Grandfather, David Schmick Crissman, was born in Sinking Valley, PA. He married Mary Magdelene Thompson, an orphan, who had been reared by a Presbyterian family named, Fleck. The Flecks also had come from Schleswig- Holstein, which at times, had been under Swedish, Danish, or Prussian rule but it is generally conceded to have been under German rule at that time.
In 1850, after the birth of their fourth child, David and Mary Crissman, decided to go west. Only two of their children had survived infancy and it was these two children who set out with their parents for St. Louis, MO.
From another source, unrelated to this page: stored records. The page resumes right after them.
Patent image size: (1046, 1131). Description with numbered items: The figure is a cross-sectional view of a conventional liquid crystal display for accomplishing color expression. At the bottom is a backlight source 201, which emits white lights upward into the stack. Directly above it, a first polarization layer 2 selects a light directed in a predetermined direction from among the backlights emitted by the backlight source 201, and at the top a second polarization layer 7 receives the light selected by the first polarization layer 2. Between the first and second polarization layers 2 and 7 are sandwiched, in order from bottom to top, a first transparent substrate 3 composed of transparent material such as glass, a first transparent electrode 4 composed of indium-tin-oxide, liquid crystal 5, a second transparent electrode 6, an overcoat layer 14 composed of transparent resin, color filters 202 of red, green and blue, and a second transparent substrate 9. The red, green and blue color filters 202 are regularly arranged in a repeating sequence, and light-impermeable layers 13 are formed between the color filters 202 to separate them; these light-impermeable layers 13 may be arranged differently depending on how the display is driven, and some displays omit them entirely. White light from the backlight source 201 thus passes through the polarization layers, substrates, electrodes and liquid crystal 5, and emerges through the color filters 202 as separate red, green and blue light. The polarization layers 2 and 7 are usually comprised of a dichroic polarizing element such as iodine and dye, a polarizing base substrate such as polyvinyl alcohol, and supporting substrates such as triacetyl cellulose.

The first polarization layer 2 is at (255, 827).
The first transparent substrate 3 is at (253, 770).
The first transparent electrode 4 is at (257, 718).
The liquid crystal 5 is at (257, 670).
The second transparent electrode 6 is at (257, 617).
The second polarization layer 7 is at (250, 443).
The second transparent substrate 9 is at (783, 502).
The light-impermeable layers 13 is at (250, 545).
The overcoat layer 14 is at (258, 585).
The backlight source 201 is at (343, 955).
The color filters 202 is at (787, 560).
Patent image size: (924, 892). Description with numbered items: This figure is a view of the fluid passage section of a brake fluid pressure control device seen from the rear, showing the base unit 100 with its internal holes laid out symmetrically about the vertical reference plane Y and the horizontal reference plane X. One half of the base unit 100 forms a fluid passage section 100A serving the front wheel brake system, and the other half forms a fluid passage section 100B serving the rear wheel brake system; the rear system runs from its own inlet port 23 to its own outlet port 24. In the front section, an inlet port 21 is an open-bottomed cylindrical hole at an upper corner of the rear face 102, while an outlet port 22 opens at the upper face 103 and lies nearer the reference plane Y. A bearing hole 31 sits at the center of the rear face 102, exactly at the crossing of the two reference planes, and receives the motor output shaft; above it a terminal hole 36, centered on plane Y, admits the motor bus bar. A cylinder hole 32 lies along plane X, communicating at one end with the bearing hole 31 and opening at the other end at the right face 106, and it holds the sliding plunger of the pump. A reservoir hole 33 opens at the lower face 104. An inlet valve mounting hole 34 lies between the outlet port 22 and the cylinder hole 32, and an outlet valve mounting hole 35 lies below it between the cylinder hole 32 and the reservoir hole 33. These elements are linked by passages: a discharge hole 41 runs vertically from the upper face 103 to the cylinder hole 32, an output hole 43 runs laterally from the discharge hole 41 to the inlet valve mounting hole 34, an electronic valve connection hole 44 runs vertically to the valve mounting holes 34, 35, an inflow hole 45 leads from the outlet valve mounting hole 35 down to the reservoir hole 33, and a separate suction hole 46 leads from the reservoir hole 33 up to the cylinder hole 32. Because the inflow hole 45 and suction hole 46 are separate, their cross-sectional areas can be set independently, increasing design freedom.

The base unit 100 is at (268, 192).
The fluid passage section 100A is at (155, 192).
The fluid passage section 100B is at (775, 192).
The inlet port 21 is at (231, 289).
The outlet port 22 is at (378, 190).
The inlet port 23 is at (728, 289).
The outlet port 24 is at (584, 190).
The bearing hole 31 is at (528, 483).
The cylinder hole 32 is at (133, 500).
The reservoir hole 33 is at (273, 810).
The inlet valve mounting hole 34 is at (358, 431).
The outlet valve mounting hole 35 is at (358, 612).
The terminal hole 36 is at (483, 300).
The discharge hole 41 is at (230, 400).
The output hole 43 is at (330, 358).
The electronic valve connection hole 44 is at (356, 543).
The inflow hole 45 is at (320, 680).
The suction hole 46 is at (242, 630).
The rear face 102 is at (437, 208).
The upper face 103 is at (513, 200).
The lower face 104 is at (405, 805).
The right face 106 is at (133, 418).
There, Grandfather got a foreman's job working on the building of the Missouri Pacific Railroad. After two years, he had enough savings to buy a farm. He again set out West, where he found what he wanted near Clinton, in west-central Missouri. His farm was about four miles north of Clinton. There he built his home. He ordered lumber from St. Louis to to be sent via the Missouri River to Booneville. When word came to Clinton of the lumber's arrival, Grandfather would hitch up his team of John and Jerry- an ox and a horse- and drive his wagon the 110 miles from Clinton to Booneville and bring his lumber home. There he built a barn and an exact replica of the Crissman family home back in Pennsylvania.
Flowers were soon growing . An apple orchard began producing. And soon at the Clinton Fair each fall, Crissman apples were taking prize in the category of " Greatest Variety". My father could name more than 40 varities that had been in his father's orchard.
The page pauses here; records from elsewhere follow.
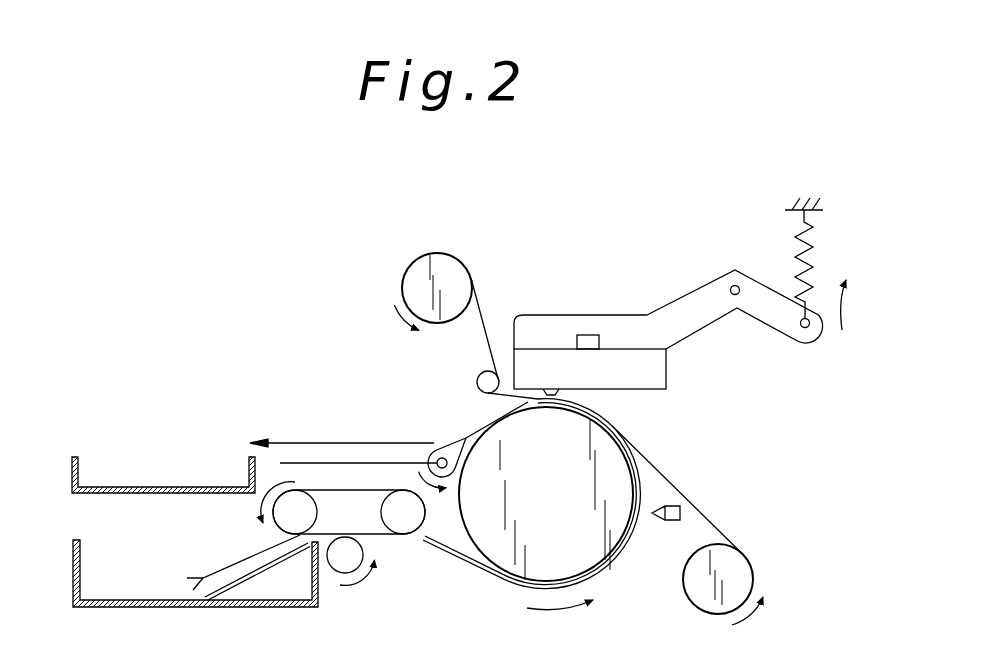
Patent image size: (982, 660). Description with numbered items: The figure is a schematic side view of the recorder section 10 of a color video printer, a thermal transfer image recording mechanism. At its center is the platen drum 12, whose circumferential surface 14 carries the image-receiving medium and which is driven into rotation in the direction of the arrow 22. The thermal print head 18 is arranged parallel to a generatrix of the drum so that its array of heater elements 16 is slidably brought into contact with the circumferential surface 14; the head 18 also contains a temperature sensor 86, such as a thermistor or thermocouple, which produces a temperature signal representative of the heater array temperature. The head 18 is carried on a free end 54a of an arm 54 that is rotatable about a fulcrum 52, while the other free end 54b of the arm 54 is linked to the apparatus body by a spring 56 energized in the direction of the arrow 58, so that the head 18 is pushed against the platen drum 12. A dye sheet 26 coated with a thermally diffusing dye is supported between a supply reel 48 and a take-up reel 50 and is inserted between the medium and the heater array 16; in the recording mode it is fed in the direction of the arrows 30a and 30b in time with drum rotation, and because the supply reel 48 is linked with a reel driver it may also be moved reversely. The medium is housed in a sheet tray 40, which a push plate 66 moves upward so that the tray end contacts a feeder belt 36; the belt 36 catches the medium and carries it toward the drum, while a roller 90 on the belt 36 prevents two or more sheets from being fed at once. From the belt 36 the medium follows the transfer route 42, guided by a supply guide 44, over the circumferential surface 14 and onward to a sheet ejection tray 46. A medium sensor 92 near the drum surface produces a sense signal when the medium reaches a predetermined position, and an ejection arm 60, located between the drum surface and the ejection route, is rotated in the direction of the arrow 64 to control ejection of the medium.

The recorder section 10 is at (259, 312).
The platen drum 12 is at (612, 467).
The circumferential surface 14 is at (472, 543).
The array of heater elements 16 is at (605, 402).
The thermal print head 18 is at (666, 363).
The arrow 22 is at (567, 610).
The dye sheet 26 is at (722, 525).
The arrow 30a is at (407, 325).
The arrow 30b is at (750, 613).
The feeder belt 36 is at (380, 535).
The sheet tray 40 is at (118, 607).
The transfer route 42 is at (417, 543).
The supply guide 44 is at (503, 583).
The sheet ejection tray 46 is at (73, 457).
The supply reel 48 is at (743, 576).
The take-up reel 50 is at (417, 282).
The fulcrum 52 is at (737, 287).
The arm 54 is at (690, 290).
The free end of arm 54a is at (550, 315).
The other free end of arm 54b is at (822, 333).
The spring 56 is at (812, 250).
The arrow 58 is at (848, 305).
The ejection arm 60 is at (452, 447).
The arrow 64 is at (436, 492).
The push plate 66 is at (258, 577).
The temperature sensor 86 is at (594, 335).
The roller 90 is at (332, 573).
The medium sensor 92 is at (672, 520).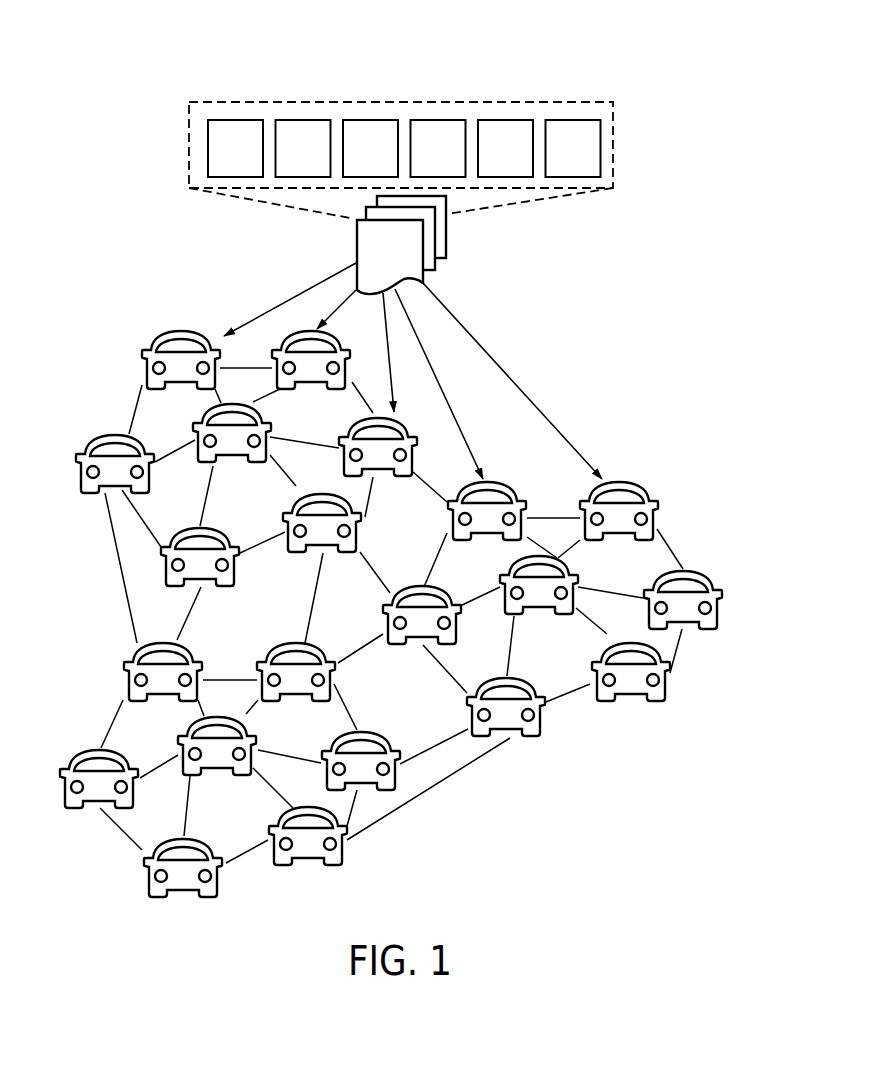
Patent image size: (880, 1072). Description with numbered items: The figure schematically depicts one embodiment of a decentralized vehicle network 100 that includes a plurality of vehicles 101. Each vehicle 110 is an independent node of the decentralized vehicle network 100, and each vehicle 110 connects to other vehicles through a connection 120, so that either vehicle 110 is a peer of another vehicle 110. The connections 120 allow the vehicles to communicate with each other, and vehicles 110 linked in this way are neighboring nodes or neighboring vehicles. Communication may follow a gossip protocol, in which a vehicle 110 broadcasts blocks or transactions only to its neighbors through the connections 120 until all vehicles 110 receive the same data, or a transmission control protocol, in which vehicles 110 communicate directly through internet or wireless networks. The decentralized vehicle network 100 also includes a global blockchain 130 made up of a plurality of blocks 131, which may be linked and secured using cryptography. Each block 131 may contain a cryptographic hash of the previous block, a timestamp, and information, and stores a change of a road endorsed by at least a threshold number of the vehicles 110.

The decentralized vehicle network 100 is at (476, 114).
The plurality of vehicles 101 is at (447, 371).
The vehicle 110 is at (165, 332).
The connection 120 is at (135, 407).
The global blockchain 130 is at (446, 242).
The block 131 is at (236, 120).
Missouri, a border state, was largely southern and Democratic. But Grandfather David Crissman, when living in St. Louis had read a Republican paper, The St Louis Post Dispatch, and he continued his subscription to it when he moved to Clinton. He was, for some time, the only Clinton subscriber to the St Louis Post Dispatch. Also, it is said that David Schmick Crissman, was the only person in Henry County to have voted for Abraham Lincoln.
No Lutheran or Presbyterian church had as yet been established in Clinton, so the Crissmans joined the Methodist Episcopal church there.
After the birth of her twelfth child, Grandmother Mary became an "invalid" , a then not uncommon approach to evading further child-bearing. When Grandfather and the older boys left for the orchards and fields, Grandmother would get up and Frank, her tenth child, stayed home to do the housework. With her little pug dog trotting alongside, Grandmother would lend Frank a hand. Grandmother and Frank became great pals.
Frank not only did the housework, but Frank was the breakfast cook as well. He would make pancake batter and pour it onto two griddles. Simultaneously, with one griddle in each hand he would flip the flapjacks into the air to turn them.
Late in 1900, shortly before Grandmother Mary died, my father, now a married man with his own household, took me, hid first child (Helen Jo Crissman born May 17, 1900) to Clinton too see Grandmother. After her death, Grandfather went to live with his youngest son, David (Schmidt Crissman b. September 20, 1870). Grandfather, though, made occasional visits to us, and we always looked forward to his comings. He died in 1911 , age 86.